また、プロダクトデザイナーである深澤直人氏の「±ゼロ」のデザイン事例を何点か挙げ、日常生活の中でじっくりと観察することによって、おもしろいデザインや新たなものが生まれる可能性があること、「観察すること」は「考えること」であり、「観察のプロセス」は「思考のプロセス」であることを説明し、観察の大切さを参加者に伝えていた。
3.【キャンパス内での省エネ探し】
省エネを探して映像化する作業を行うために、音楽ジャンルの好みで3グループに分かれた。省エネの探し方、写真の撮り方などに関する説明があった後、キャンパス内の省エネを探しに出かけた。約1時間の観察時間内に、キャンパスマップを見ながらあちこちを歩き回り、グループメンバーそれぞれが省エネだと思う風景をカメラで撮影していった。キャンパスで遊んでいる子どもを被写体にするグループもあり、各グループで趣向を凝らして撮影している様子が見受けられた。
4.【省エネを表現する】
撮影した写真の中から30枚程度を選び、LIFE with Photo Cinemaという映像作成のソフトに組み込んでいった。

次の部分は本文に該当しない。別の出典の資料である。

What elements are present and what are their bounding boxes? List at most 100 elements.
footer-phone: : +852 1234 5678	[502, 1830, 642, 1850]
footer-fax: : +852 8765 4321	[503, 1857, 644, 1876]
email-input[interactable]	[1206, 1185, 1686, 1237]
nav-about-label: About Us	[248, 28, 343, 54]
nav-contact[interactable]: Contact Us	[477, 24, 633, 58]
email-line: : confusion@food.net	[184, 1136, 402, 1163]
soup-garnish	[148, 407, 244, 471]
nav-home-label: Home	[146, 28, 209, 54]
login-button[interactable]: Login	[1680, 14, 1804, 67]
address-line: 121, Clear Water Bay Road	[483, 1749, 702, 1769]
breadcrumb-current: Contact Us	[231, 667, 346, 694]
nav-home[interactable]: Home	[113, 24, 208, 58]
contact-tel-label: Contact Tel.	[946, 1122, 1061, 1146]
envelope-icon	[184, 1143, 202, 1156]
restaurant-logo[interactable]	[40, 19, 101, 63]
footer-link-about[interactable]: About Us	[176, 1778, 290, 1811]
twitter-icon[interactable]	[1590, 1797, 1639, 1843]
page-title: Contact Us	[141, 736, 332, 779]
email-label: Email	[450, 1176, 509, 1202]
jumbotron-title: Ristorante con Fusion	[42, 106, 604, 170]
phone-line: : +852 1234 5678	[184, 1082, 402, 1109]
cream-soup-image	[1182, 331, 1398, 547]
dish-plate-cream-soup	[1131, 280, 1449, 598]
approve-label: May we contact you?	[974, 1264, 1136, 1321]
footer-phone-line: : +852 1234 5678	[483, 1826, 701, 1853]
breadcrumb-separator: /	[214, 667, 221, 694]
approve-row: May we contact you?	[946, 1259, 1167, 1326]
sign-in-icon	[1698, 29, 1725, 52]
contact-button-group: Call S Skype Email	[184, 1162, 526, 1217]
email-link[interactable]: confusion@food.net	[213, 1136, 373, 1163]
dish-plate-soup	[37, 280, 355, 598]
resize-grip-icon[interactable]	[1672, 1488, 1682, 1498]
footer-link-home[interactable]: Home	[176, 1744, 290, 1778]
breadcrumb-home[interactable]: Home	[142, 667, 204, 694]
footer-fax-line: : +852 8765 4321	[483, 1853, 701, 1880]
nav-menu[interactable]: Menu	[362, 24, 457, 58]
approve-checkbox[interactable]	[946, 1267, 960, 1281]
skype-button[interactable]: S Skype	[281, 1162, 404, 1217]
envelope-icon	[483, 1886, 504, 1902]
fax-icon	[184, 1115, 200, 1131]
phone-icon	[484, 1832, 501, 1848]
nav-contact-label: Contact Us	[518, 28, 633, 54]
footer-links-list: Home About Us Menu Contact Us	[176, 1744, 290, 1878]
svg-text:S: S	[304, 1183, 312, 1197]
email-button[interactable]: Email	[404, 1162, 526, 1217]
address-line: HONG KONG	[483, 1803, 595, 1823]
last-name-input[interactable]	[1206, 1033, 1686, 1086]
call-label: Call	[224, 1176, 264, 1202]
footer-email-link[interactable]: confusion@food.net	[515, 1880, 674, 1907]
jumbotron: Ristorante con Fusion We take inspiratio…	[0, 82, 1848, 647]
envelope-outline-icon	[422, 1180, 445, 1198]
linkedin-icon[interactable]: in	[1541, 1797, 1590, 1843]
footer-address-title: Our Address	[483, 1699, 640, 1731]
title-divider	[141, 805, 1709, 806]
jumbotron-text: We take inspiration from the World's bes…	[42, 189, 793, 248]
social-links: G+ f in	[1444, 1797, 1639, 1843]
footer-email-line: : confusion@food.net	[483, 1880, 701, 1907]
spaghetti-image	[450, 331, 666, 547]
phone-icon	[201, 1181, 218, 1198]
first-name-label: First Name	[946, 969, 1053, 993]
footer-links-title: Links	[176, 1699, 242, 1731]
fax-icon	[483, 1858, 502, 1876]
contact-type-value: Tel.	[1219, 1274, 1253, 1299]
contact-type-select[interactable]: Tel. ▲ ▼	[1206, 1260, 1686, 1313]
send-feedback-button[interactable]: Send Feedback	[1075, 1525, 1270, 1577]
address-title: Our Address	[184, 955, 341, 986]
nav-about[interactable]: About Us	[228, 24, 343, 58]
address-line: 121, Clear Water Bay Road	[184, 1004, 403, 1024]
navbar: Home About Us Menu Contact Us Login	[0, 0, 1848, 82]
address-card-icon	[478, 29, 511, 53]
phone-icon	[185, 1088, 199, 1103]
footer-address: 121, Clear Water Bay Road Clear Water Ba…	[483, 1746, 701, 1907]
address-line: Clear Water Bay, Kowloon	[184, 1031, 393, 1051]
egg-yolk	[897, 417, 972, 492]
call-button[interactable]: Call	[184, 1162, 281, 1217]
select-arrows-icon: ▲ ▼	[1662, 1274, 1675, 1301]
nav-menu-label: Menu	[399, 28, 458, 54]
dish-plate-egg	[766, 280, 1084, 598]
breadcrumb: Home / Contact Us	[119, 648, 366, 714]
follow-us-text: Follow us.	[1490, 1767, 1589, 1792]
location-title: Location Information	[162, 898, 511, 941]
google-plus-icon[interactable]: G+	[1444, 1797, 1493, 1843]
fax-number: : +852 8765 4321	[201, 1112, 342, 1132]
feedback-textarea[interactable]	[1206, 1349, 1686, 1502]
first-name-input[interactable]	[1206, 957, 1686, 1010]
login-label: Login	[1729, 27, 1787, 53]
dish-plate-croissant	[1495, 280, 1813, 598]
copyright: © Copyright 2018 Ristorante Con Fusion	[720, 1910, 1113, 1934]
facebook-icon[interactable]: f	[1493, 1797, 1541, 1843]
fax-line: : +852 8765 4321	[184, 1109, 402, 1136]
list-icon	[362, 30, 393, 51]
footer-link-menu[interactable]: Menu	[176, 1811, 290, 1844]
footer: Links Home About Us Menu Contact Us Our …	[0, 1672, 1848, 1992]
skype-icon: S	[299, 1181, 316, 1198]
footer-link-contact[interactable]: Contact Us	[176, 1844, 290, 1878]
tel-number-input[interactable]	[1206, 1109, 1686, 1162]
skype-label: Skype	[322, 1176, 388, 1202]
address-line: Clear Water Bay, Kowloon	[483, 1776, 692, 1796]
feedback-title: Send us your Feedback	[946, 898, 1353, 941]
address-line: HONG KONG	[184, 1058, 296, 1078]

このソフトは、写真を映画のようにきれいに編集することができ、シーンに合わせた音楽を組み込むことが出来ることから、省エネの風景を映像作品の一つとして楽しむことが可能となる。
大きなスクリーンに映し出された省エネ映像作品を鑑賞した後、シーンごとに、「なぜその写真を撮ったか」を撮影者が説明した。二重窓を使用している建物や、建物の壁面に絡みつくツタ、太陽の光を浴びて昼寝をしている学生など、観察者の視点の鋭さが感じられた。
省エネといってもさまざまな視点があることを改めて実感することができた。また、観察したものを映像化し、その意味を他の参加者に説明することによって、それぞれが学んだことや観察したことを振り返り、より深く心の中に刻み込むことができたように思う。
本ワークショップは、省エネについて改めて考え直す良い機会を参加者に提供することができたといえるだろう。